Ensuite, le professeur fait la distinction entre ceux qu’il appelle des ndongo darra et les intellectuels pour dire que seuls ces derniers l’intéressent. En fait, pour avoir passé près de 35 ans à l’Ucad, je sais que notre institution universitaire regorge de vrais scientifiques qui furent d’abord des ndongo dara avant de rejoindre l’école occidentale et en sont sortis brillants sans perdre leur âme.
Dans l’entretien, on trouve une remise en cause du voyage nocturne du Prophète Muhammad (psl) et une erreur grossière à propos du contenu de la sourate de La Conquête : «Il n’est pas allé en haut.» Et à la sourate 110, les gens lui disent : «Nous ne te croirons pas à moins que tu ne montes au ciel. Et même si tu montes, nous ne te croirons pas si tu ne descends pas un Livre.» La sourate 110, dite sourate de La Conquête, évoque l’évènement majeur survenu en l’an 8 de l’hégire, l’entrée triomphale du prophète Muhammad (psl) dans sa ville natale.
La prétention de l’existence d’une faute grammaticale dans le Coran révèle la fausseté des allégations du Professeur qui se targue d’être un arabisant. C’est surtout parce qu’il ignore les subtilités de cette langue et de ses remarquables tournures stylistiques qu’il croit trouver une faute là où il n’y en a pas. En effet, la lettre laa (ne pas) dans le verset 12 de la sourate 7 est explétive, selon les grammairiens arabes. Aussi, ne peut-elle pas modifier le sens de la phrase : «Qu’est-ce qui t’empêche de (ne pas) te prosterner quand Je te l’ai commandé ?»

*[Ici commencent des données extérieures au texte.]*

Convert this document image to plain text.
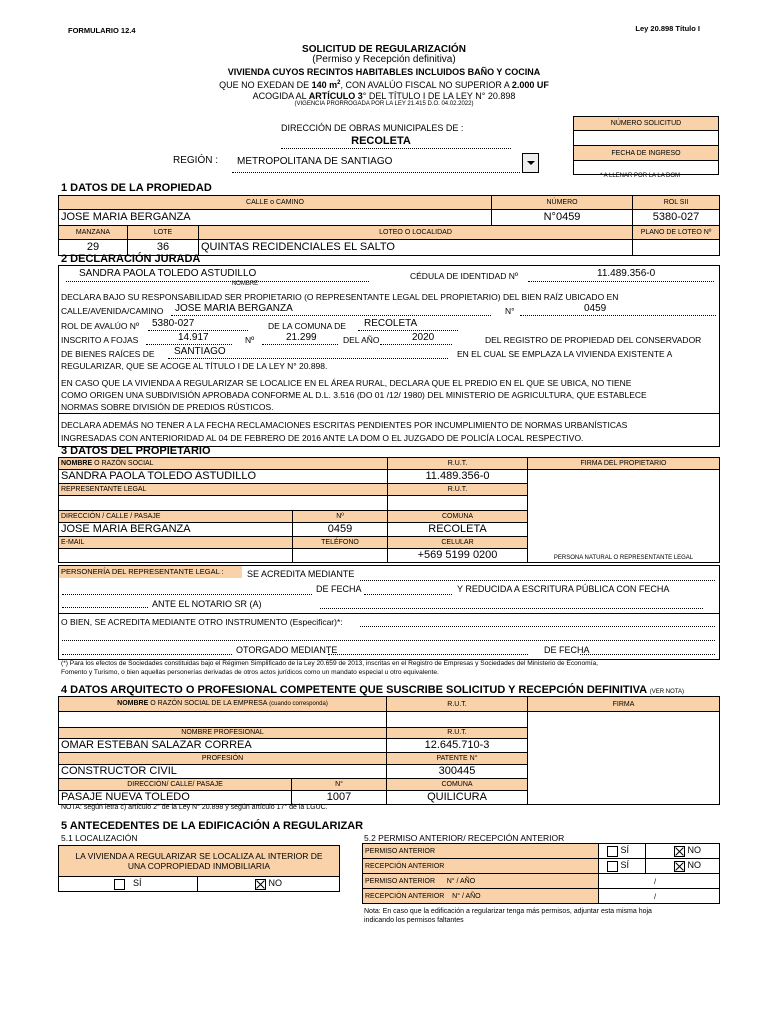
FORMULARIO 12.4	Ley 20.898 Título I
SOLICITUD DE REGULARIZACIÓN
(Permiso y Recepción definitiva)
VIVIENDA CUYOS RECINTOS HABITABLES INCLUIDOS BAÑO Y COCINA
QUE NO EXEDAN DE 140 $m^2$, CON AVALÚO FISCAL NO SUPERIOR A 2.000 UF
ACOGIDA AL ARTÍCULO 3° DEL TÍTULO I DE LA LEY N° 20.898
(VIGENCIA PRORROGADA POR LA LEY 21.415 D.O. 04.02.2022)
DIRECCIÓN DE OBRAS MUNICIPALES DE :
RECOLETA
REGIÓN : METROPOLITANA DE SANTIAGO
NÚMERO SOLICITUD

FECHA DE INGRESO

* A LLENAR POR LA LA DOM
1 DATOS DE LA PROPIEDAD
CALLE o CAMINO			NÚMERO	ROL SII
JOSE MARIA BERGANZA			N°0459	5380-027
MANZANA	LOTE	LOTEO O LOCALIDAD		PLANO DE LOTEO Nº
29	36	QUINTAS RECIDENCIALES EL SALTO		
2 DECLARACIÓN JURADA
SANDRA PAOLA TOLEDO ASTUDILLO
NOMBRE
CÉDULA DE IDENTIDAD Nº	11.489.356-0
DECLARA BAJO SU RESPONSABILIDAD SER PROPIETARIO (O REPRESENTANTE LEGAL DEL PROPIETARIO) DEL BIEN RAÍZ UBICADO EN
CALLE/AVENIDA/CAMINO JOSE MARIA BERGANZA	N°	0459
ROL DE AVALÚO Nº 5380-027	DE LA COMUNA DE RECOLETA
INSCRITO A FOJAS	14.917	Nº	21.299	DEL AÑO	2020	DEL REGISTRO DE PROPIEDAD DEL CONSERVADOR
DE BIENES RAÍCES DE SANTIAGO	EN EL CUAL SE EMPLAZA LA VIVIENDA EXISTENTE A
REGULARIZAR, QUE SE ACOGE AL TÍTULO I DE LA LEY N° 20.898.
EN CASO QUE LA VIVIENDA A REGULARIZAR SE LOCALICE EN EL ÁREA RURAL, DECLARA QUE EL PREDIO EN EL QUE SE UBICA, NO TIENE
COMO ORIGEN UNA SUBDIVISIÓN APROBADA CONFORME AL D.L. 3.516 (DO 01 /12/ 1980) DEL MINISTERIO DE AGRICULTURA, QUE ESTABLECE
NORMAS SOBRE DIVISIÓN DE PREDIOS RÚSTICOS.
DECLARA ADEMÁS NO TENER A LA FECHA RECLAMACIONES ESCRITAS PENDIENTES POR INCUMPLIMIENTO DE NORMAS URBANÍSTICAS
INGRESADAS CON ANTERIORIDAD AL 04 DE FEBRERO DE 2016 ANTE LA DOM O EL JUZGADO DE POLICÍA LOCAL RESPECTIVO.
3 DATOS DEL PROPIETARIO
NOMBRE O RAZÓN SOCIAL		R.U.T.	FIRMA DEL PROPIETARIO
SANDRA PAOLA TOLEDO ASTUDILLO		11.489.356-0	PERSONA NATURAL O REPRESENTANTE LEGAL

REPRESENTANTE LEGAL		R.U.T.	

DIRECCIÓN / CALLE / PASAJE	Nº	COMUNA	
JOSE MARIA BERGANZA	0459	RECOLETA	
E-MAIL	TELÉFONO	CELULAR	
		+569 5199 0200	
PERSONERÍA DEL REPRESENTANTE LEGAL :	SE ACREDITA MEDIANTE
DE FECHA	Y REDUCIDA A ESCRITURA PÚBLICA CON FECHA
ANTE EL NOTARIO SR (A)
O BIEN, SE ACREDITA MEDIANTE OTRO INSTRUMENTO (Especificar)*:
OTORGADO MEDIANTE	DE FECHA
(*) Para los efectos de Sociedades constituidas bajo el Régimen Simplificado de la Ley 20.659 de 2013, inscritas en el Registro de Empresas y Sociedades del Ministerio de Economía,
Fomento y Turismo, o bien aquellas personerías derivadas de otros actos jurídicos como un mandato especial u otro equivalente.
4 DATOS ARQUITECTO O PROFESIONAL COMPETENTE QUE SUSCRIBE SOLICITUD Y RECEPCIÓN DEFINITIVA (VER NOTA)
NOMBRE O RAZÓN SOCIAL DE LA EMPRESA (cuando corresponda)		R.U.T.	FIRMA

NOMBRE PROFESIONAL		R.U.T.	
OMAR ESTEBAN SALAZAR CORREA		12.645.710-3	
PROFESIÓN		PATENTE N°	
CONSTRUCTOR CIVIL		300445	
DIRECCIÓN/ CALLE/ PASAJE	N°	COMUNA	
PASAJE NUEVA TOLEDO	1007	QUILICURA	
NOTA: según letra c) artículo 2° de la Ley N° 20.898 y según artículo 17° de la LGUC.
5 ANTECEDENTES DE LA EDIFICACIÓN A REGULARIZAR
5.1 LOCALIZACIÓN
LA VIVIENDA A REGULARIZAR SE LOCALIZA AL INTERIOR DE
UNA COPROPIEDAD INMOBILIARIA

SÍ	NO
5.2 PERMISO ANTERIOR/ RECEPCIÓN ANTERIOR
PERMISO ANTERIOR	SÍ	NO
RECEPCIÓN ANTERIOR	SÍ	NO
PERMISO ANTERIOR N° / AÑO	/	
RECEPCIÓN ANTERIOR N° / AÑO	/	
Nota: En caso que la edificación a regularizar tenga más permisos, adjuntar esta misma hoja
indicando los permisos faltantes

Enfin, en attendant de lire l’ouvrage intégralement, je m’en tiens là en espérant que les personnes citées dans l’entretien et les familles concernées s’expliqueront amplement sur les accusations portées contre certains de leurs défunts membres. Je voudrais en plus attirer l’attention des musulmans sur la nécessité d’apprendre leur religion dans les nombreuses publications disponibles sur le marché et dans nos bibliothèques au lieu de s’émouvoir pour des écrits dont le caractère scientifique est plus que discutable.

Khadim MBACKE
Professeur titulaire de classe exceptionnelle
Islamologue et arabisant
Diplômés de l’Université islamique de Médine (Arabie saoudite) de la Sorbonne (Paris IV) France et de l’Ucad à la retraite.